This ruling applies for the following period
Year ended 30 June 2010
Year ended 30 June 2011
Year ended 30 June 2012
Year ended 30 June 2013
The scheme commenced on
1 July 2009
Relevant facts
You are an employee.
You organise and are required to attend approximately ten seminars per year for work purposes.
You load up the equipment which weighs approximately 50 kilograms.
You then travel from work to the seminar and return to your home afterwards.
You then take the equipment with you to work the next day and unload it and leave it at work.
Your employer pays you a 'cents per kilometre' rate for part of the trip.
Relevant legislative provisions
Income Tax Assessment Act 1997 Section 8-1
Reasons for decision
Section 8-1 of the Income Tax Assessment Act 1997 (ITAA 1997) deals with general deductions and allows a deduction for all losses or outgoings to the extent to which they are incurred in gaining or producing assessable income, except to the extent that they are outgoings of a capital, private or domestic nature.

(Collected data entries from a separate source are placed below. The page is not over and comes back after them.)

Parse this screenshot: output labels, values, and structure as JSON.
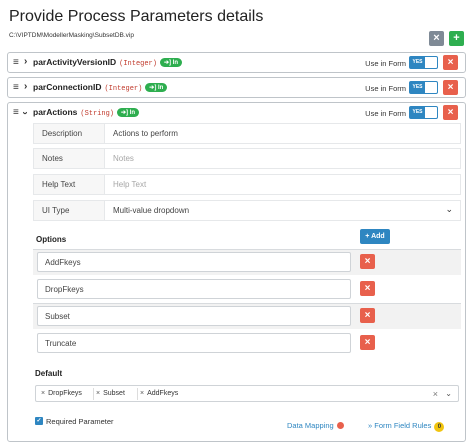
{
  "header": {
    "title": "Provide Process Parameters details",
    "path": "C:\\VIPTDM\\ModellerMasking\\SubsetDB.vip",
    "close_icon": "×",
    "add_icon": "+"
  },
  "parameters": [
    {
      "name": "parActivityVersionID",
      "type": "(Integer)",
      "direction": "In",
      "use_in_form_label": "Use in Form",
      "toggle": "YES"
    },
    {
      "name": "parConnectionID",
      "type": "(Integer)",
      "direction": "In",
      "use_in_form_label": "Use in Form",
      "toggle": "YES"
    },
    {
      "name": "parActions",
      "type": "(String)",
      "direction": "In",
      "use_in_form_label": "Use in Form",
      "toggle": "YES"
    }
  ],
  "details": {
    "description": {
      "label": "Description",
      "value": "Actions to perform"
    },
    "notes": {
      "label": "Notes",
      "placeholder": "Notes"
    },
    "help_text": {
      "label": "Help Text",
      "placeholder": "Help Text"
    },
    "ui_type": {
      "label": "UI Type",
      "value": "Multi-value dropdown"
    }
  },
  "options": {
    "label": "Options",
    "add_label": "+ Add",
    "items": [
      "AddFkeys",
      "DropFkeys",
      "Subset",
      "Truncate"
    ]
  },
  "default": {
    "label": "Default",
    "selected": [
      "DropFkeys",
      "Subset",
      "AddFkeys"
    ]
  },
  "footer": {
    "required_label": "Required Parameter",
    "required_checked": true,
    "data_mapping_label": "Data Mapping",
    "form_field_rules_label": "» Form Field Rules",
    "form_field_rules_count": "0"
  },
  "colors": {
    "accent_blue": "#2e86c1",
    "green": "#2eae4f",
    "red": "#e8604c",
    "gray_button": "#7f8a96",
    "yellow_badge": "#f1c40f"
  }
}
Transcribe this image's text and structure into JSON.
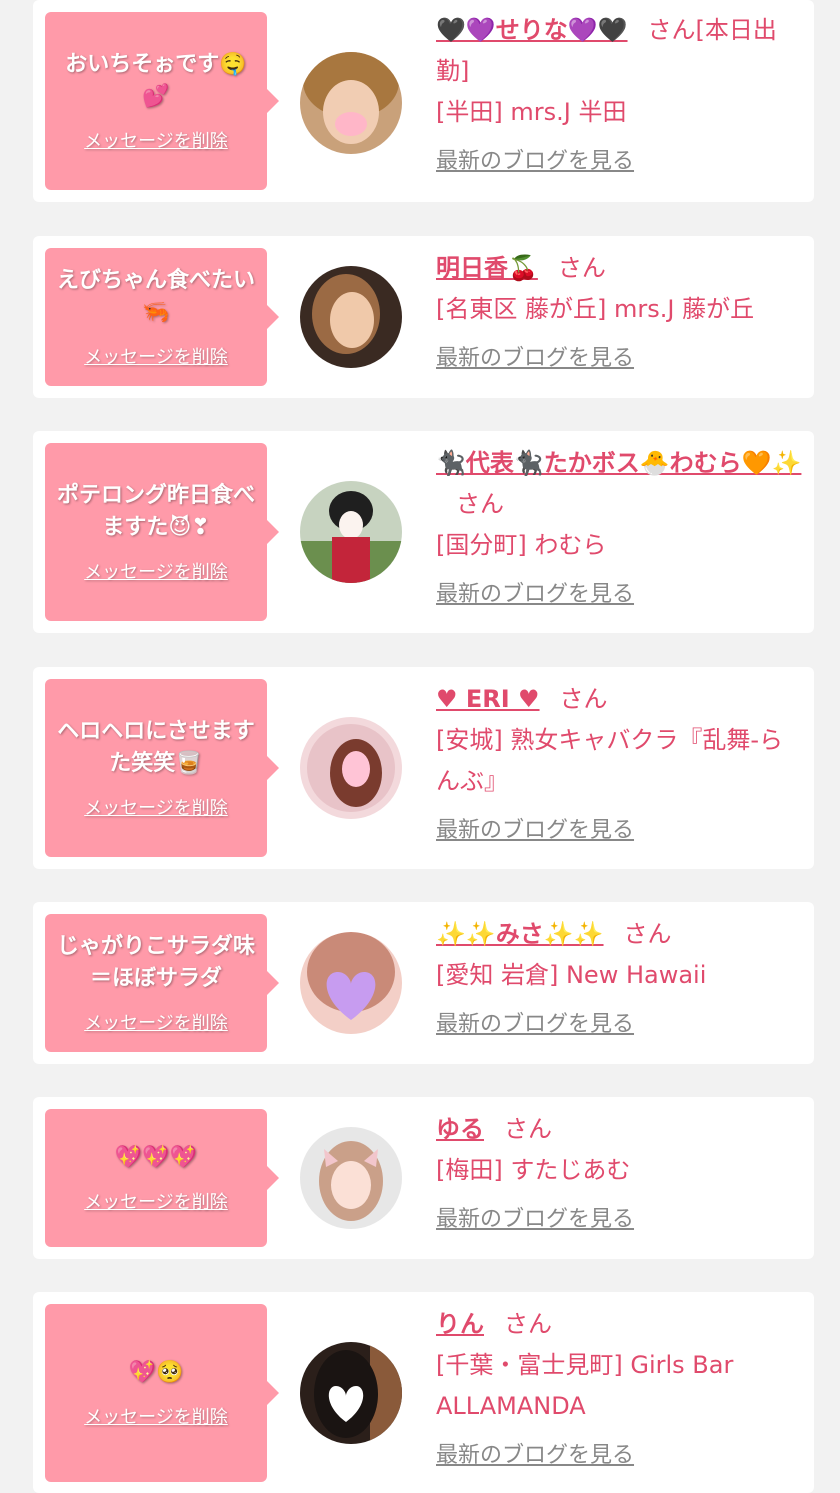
{
  "delete_label": "メッセージを削除",
  "blog_label": "最新のブログを見る",
  "honorific": "さん",
  "colors": {
    "accent": "#e04a6c",
    "bubble": "#ff9aa9",
    "muted": "#888888"
  },
  "messages": [
    {
      "message": "おいちそぉです🤤💕",
      "name": "🖤💜せりな💜🖤",
      "suffix": "[本日出勤]",
      "shop": "[半田] mrs.J 半田",
      "avatar": "blonde-woman-photo"
    },
    {
      "message": "えびちゃん食べたい🦐",
      "name": "明日香🍒",
      "suffix": "",
      "shop": "[名東区 藤が丘] mrs.J 藤が丘",
      "avatar": "woman-profile-photo"
    },
    {
      "message": "ポテロング昨日食べますた😈❣",
      "name": "🐈‍⬛代表🐈‍⬛たかボス🐣わむら🧡✨",
      "suffix": "",
      "shop": "[国分町] わむら",
      "avatar": "geisha-costume-photo"
    },
    {
      "message": "ヘロヘロにさせますた笑笑🥃",
      "name": "♥ ERI ♥",
      "suffix": "",
      "shop": "[安城] 熟女キャバクラ『乱舞-らんぶ』",
      "avatar": "sparkle-frame-photo"
    },
    {
      "message": "じゃがりこサラダ味＝ほぼサラダ",
      "name": "✨✨みさ✨✨",
      "suffix": "",
      "shop": "[愛知 岩倉] New Hawaii",
      "avatar": "heart-covered-face-photo"
    },
    {
      "message": "💖💖💖",
      "name": "ゆる",
      "suffix": "",
      "shop": "[梅田] すたじあむ",
      "avatar": "cat-ears-photo"
    },
    {
      "message": "💖🥺",
      "name": "りん",
      "suffix": "",
      "shop": "[千葉・富士見町] Girls Bar ALLAMANDA",
      "avatar": "dark-hair-photo"
    }
  ]
}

Generally the expenses of travel to and from work are not deductible. This is either because such expenditure is private in nature, or because it is not an expense incurred in gaining or producing assessable income.
The case of Lunney & Hayley v. Federal Commissioner of Taxation (1958) 100 CLR 478; (1958) 7 AITR 166; (1958) 11 ATD 404 settled the principle that travel to and from work is ordinarily not deductible. The Full High Court held that costs incurred by a taxpayer in travelling to the place where they work are expenses incurred in order to enable them to earn income but are not expenses incurred in the course of earning that income. The travel is considered to be of an essentially private or domestic nature.

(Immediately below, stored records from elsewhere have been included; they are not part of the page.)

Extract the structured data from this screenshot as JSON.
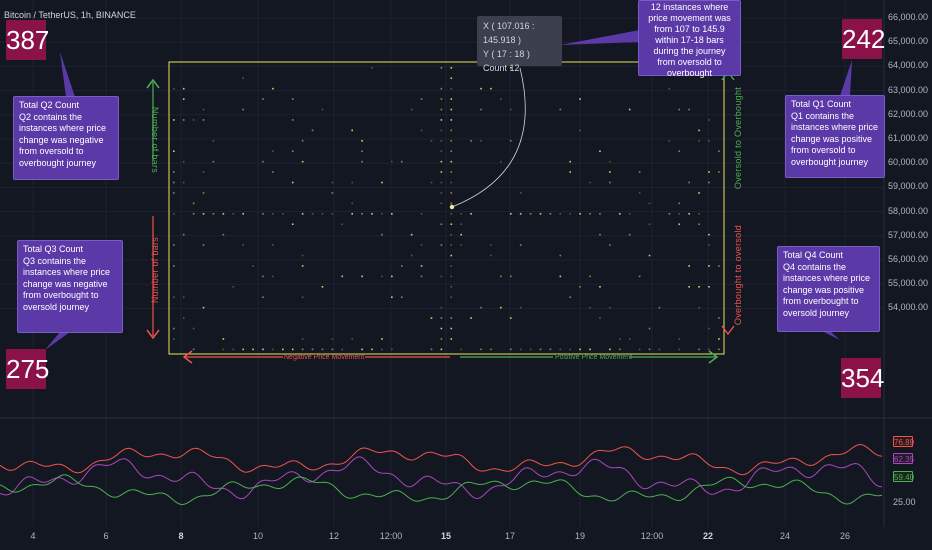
{
  "symbol": "Bitcoin / TetherUS, 1h, BINANCE",
  "y_axis": [
    "66,000.00",
    "65,000.00",
    "64,000.00",
    "63,000.00",
    "62,000.00",
    "61,000.00",
    "60,000.00",
    "59,000.00",
    "58,000.00",
    "57,000.00",
    "56,000.00",
    "55,000.00",
    "54,000.00"
  ],
  "x_axis": [
    {
      "label": "4",
      "bold": false
    },
    {
      "label": "6",
      "bold": false
    },
    {
      "label": "8",
      "bold": true
    },
    {
      "label": "10",
      "bold": false
    },
    {
      "label": "12",
      "bold": false
    },
    {
      "label": "12:00",
      "bold": false
    },
    {
      "label": "15",
      "bold": true
    },
    {
      "label": "17",
      "bold": false
    },
    {
      "label": "19",
      "bold": false
    },
    {
      "label": "12:00",
      "bold": false
    },
    {
      "label": "22",
      "bold": true
    },
    {
      "label": "24",
      "bold": false
    },
    {
      "label": "26",
      "bold": false
    }
  ],
  "quadrants": {
    "q1": {
      "count": "242",
      "title": "Total Q1 Count",
      "desc": "Q1 contains the instances where price change was positive from oversold to overbought journey"
    },
    "q2": {
      "count": "387",
      "title": "Total Q2 Count",
      "desc": "Q2 contains the  instances where price change was negative from oversold to overbought journey"
    },
    "q3": {
      "count": "275",
      "title": "Total Q3 Count",
      "desc": "Q3 contains the instances where price change was negative from overbought to oversold journey"
    },
    "q4": {
      "count": "354",
      "title": "Total Q4 Count",
      "desc": "Q4 contains the instances where price change was positive from overbought to oversold journey"
    }
  },
  "tooltip": {
    "x": "X ( 107.016 : 145.918 )",
    "y": "Y ( 17 : 18 )",
    "count": "Count 12"
  },
  "callout": "12 instances where price movement was from 107 to 145.9 within 17-18 bars during the journey from oversold to overbought",
  "axis_labels": {
    "left_bars": "Number of bars",
    "right_top": "Oversold to Overbought",
    "right_bottom": "Overbought to oversold",
    "neg_move": "Negative Price Movement",
    "pos_move": "Positive Price Movement"
  },
  "indicator": {
    "values": [
      "76.89",
      "62.35",
      "59.40"
    ],
    "y_axis": [
      "25.00"
    ],
    "colors": {
      "upper": "#ef5350",
      "middle": "#ab47bc",
      "lower": "#4caf50"
    }
  },
  "colors": {
    "grid_yellow": "#e8e35a",
    "up_green": "#4caf50",
    "down_red": "#ef5350",
    "count_bg": "#8b1249",
    "note_bg": "#5b3aa8"
  }
}
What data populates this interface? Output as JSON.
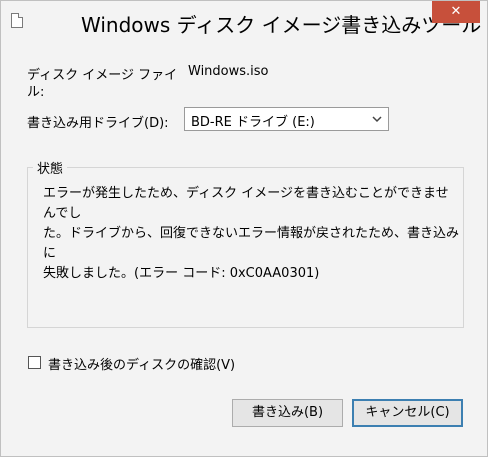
{
  "window": {
    "title": "Windows ディスク イメージ書き込みツール",
    "close_label": "✕"
  },
  "fields": {
    "image_file_label_line1": "ディスク イメージ ファイ",
    "image_file_label_line2": "ル:",
    "image_file_value": "Windows.iso",
    "drive_label": "書き込み用ドライブ(D):",
    "drive_selected": "BD-RE ドライブ (E:)"
  },
  "status": {
    "legend": "状態",
    "message": "エラーが発生したため、ディスク イメージを書き込むことができませんでし\nた。ドライブから、回復できないエラー情報が戻されたため、書き込みに\n失敗しました。(エラー コード: 0xC0AA0301)"
  },
  "verify": {
    "label": "書き込み後のディスクの確認(V)",
    "checked": false
  },
  "buttons": {
    "write_label": "書き込み(B)",
    "cancel_label": "キャンセル(C)"
  }
}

However, the Commissioner accepts that expenses incurred by employees in travelling to and from work are deductible in certain circumstances. One of the exceptions to the general view is where the employee is required to transport bulky equipment necessary for employment.
The question of what constitutes bulky equipment must be considered according to the individual circumstances in each case. To establish if the equipment you carry is bulky, consideration must be given to its size and weight.
In Crestani v. FC of T 98 ATC 2219; (1998) 40 ATR 1037, a toolbox which measured 57 x 28 x 25 centimetres and weighed 27 kilograms was considered as bulky, in the sense of cumbersome, and the transport cost was attributable to the transportation of such bulky equipment rather than private travel between home and work. The employer did not provide a secure storage area for the toolbox and the use of public transport was not a viable option.
In your case, you are required to carry equipment which weighs approximately 50 kg to the seminars which you load in your car at work, travel to the seminar; return to your home; then return the equipment to work the next day.
Based on your individual circumstances, it is considered that the equipment is bulky.
Therefore, you are entitled to a deduction for motor vehicle expenses for the trip from when you load the equipment until you return it to work.
Division 28 of the ITAA 1997 allows a deduction for car expenses when your car is used in the course of producing your assessable income. You may use one of the four methods outlined in Division 28 to calculate your work related car expenses.